A Palavra, um análogo do Espectro – Sendo o Espectro a ira de Deus e a Palavra a Voz de Deus, ainda mais poderoso que seu irmão – é invocado para enfrentar o multi-elemental Holland, que se tornou ainda mais poderoso, incorporando o Verde, o ar, as águas e a terra em sua essência, para impedi-lo de causar um cataclismo no planeta, reeescrevendo toda a biosfera e apagando a humanidade. Holland está cada vez menos em contato com sua parte humana à medida que foi crescendo em poder por agregar os parlamentos em sua própria forma elemental, restando apenas o parlamento do fogo para o controle de tudo.

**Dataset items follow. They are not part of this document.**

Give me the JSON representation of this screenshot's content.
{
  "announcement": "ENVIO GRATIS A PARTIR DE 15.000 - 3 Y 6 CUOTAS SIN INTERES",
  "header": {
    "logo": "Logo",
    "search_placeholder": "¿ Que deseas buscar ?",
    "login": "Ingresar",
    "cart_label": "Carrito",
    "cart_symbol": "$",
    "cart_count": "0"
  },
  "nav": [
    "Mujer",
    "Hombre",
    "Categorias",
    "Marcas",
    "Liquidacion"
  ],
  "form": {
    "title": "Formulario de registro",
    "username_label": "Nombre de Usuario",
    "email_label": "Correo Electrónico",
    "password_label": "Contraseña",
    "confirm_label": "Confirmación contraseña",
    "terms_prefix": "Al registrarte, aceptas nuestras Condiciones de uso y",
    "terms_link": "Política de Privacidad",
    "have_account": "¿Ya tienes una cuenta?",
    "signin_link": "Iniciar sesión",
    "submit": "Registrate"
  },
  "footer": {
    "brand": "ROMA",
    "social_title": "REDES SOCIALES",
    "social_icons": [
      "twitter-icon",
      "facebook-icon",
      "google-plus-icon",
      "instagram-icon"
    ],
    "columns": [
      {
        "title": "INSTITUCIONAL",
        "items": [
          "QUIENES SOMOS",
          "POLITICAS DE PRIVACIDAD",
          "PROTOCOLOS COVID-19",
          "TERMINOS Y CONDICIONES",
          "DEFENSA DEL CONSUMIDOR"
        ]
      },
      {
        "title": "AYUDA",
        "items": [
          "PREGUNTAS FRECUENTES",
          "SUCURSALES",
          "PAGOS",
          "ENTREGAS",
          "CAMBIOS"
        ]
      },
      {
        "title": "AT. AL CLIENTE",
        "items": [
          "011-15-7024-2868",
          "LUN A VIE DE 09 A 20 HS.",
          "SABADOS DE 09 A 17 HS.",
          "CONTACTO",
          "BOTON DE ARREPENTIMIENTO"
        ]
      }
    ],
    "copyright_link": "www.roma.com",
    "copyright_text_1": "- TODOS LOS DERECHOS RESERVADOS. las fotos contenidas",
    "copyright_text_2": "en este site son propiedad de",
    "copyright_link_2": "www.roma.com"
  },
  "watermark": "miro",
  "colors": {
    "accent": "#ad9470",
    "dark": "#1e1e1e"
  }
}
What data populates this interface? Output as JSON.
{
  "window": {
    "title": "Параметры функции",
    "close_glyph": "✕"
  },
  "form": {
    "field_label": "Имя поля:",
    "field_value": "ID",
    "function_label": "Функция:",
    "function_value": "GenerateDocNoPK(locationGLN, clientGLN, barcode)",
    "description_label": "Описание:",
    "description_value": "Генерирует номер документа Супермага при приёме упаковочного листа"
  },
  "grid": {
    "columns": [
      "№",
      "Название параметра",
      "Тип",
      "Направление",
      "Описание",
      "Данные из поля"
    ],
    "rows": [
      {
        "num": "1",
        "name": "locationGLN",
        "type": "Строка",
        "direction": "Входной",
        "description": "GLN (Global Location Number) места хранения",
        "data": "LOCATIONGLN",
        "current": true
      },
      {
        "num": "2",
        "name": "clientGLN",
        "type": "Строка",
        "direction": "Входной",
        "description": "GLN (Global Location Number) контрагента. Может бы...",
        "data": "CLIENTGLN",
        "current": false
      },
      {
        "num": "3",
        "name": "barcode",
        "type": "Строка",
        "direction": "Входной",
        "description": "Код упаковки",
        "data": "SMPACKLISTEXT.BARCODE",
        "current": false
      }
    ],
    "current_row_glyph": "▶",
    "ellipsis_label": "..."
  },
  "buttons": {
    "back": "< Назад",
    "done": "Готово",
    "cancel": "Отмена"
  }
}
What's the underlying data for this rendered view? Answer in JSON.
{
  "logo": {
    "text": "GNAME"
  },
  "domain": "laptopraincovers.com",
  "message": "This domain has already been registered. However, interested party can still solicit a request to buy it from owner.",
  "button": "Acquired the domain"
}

Apesar do tom de desastre iminente, paira a sensação que uma frase pode resumir: “Tudo vai ficar bem no final.”. A frase define o tom do arco, bem como define o run de Millar: O escocês iniciou à quatro mãos com Grant Morrison, porém por um desentendimento entre os dois, Millar logo estava assumindo os roteiros sozinho. Sendo um novato no mainstream, esse início de run, publicado nesta coleção “Raízes do Mal”, foi um tanto confuso e truncado – Inclusive tenho alguns amigos que desistiram de acompanhar a coleção pelo caminho -, porém ali por perto da metade, tudo entrou nos trilhos e Millar entregou um final muito digno, belíssimo. Millar cria momentos tocantes sem pieguismo, encerrando arcos de certos personagens de formas que o leitor jamais poderia imaginar. Muitas boas surpresas e um punhado de cenas que aquecem o coração.
Como nem tudo são elogios, devo ressaltar um furinho: Apesar de todas essas revoluções no planeta e todos os parlamentos envolvidos, o Vermelho não foi mencionado, ainda mais depois da revolução que Delano causou no título do Homem Animal, inserindo o Vermelho na mitologia da DC. Em um universo compartilhado, essa foi a pisada de bola de Millar. Holland trafega por todos os parlamentos elementais, porém o Vermelho foi ignorado. Mas ainda assim isso não comprometeu a conclusão da história conduzida por Millar. Realmente deu tudo certo no final. Faltam adjetivos para descrever a beleza de certas cenas, só mesmo lendo. Ó Millar, por quê paraste de escrever assim???
Millar usa um recurso que requentou anos depois: Sobre um ser acabar se tornando tão poderoso que acaba desenvolvendo uma espécie de consciência superior. Ele voltaria a usar esta cartada em The Authority, no arco “Terra Infernal”, mas de uma forma um pouco diferente, então OK. Apenas comentando que notei alguém se auto plagiando-se a si mesmo de leve hehehe. Segue o baile.
Ah, e participação especial de John Constantine, como não poderia deixar de ser! A criação de Constantine foi dentro das páginas de Monstro do Pântano, no run de Alan Moore, por isso, nada mais justo que o patife desse as caras nesse encerramento de volume. E que bela participação! Podem falar o que quiser do Millar, mas coloquem ele no lado certo da lista: Daqueles roteiristas que SABEM escrever John Constantine: As bravatas e blefes que saem da boca do mago, a magia, sutil mas sempre atuante, as tentativas de se dar bem e as trambicagens em vários níveis, trapaceando a todos. Ah, e como não pode deixar de ser, o indefectível cigarro é atrelado a um momento chave da trama. Um show à parte. Bravo, Mr. Millar!
Assim como a conclusão de Jamie Delano para Homem-Animal, onde uma utopia era instaurada, o que tornou quaisquer conflitos futuros no universo DC obsoletos, e portanto, foi desconsiderado na cronologia antes mesmo de qualquer reboot, Millar também dá um desfecho “definitivo” para o monstro do Pântano e o restante do universo DC à sua maneira, conclusão arrebatadora e utópica como o final de Promethea, de Alan Moore, em um evento de iluminação coletiva que gostaria de sonhar um dia ser possível no mundo real..
Compila as edições #166 a #171 de Swamp Thing.
156 páginas. Capa cartonada. R$ 23,90.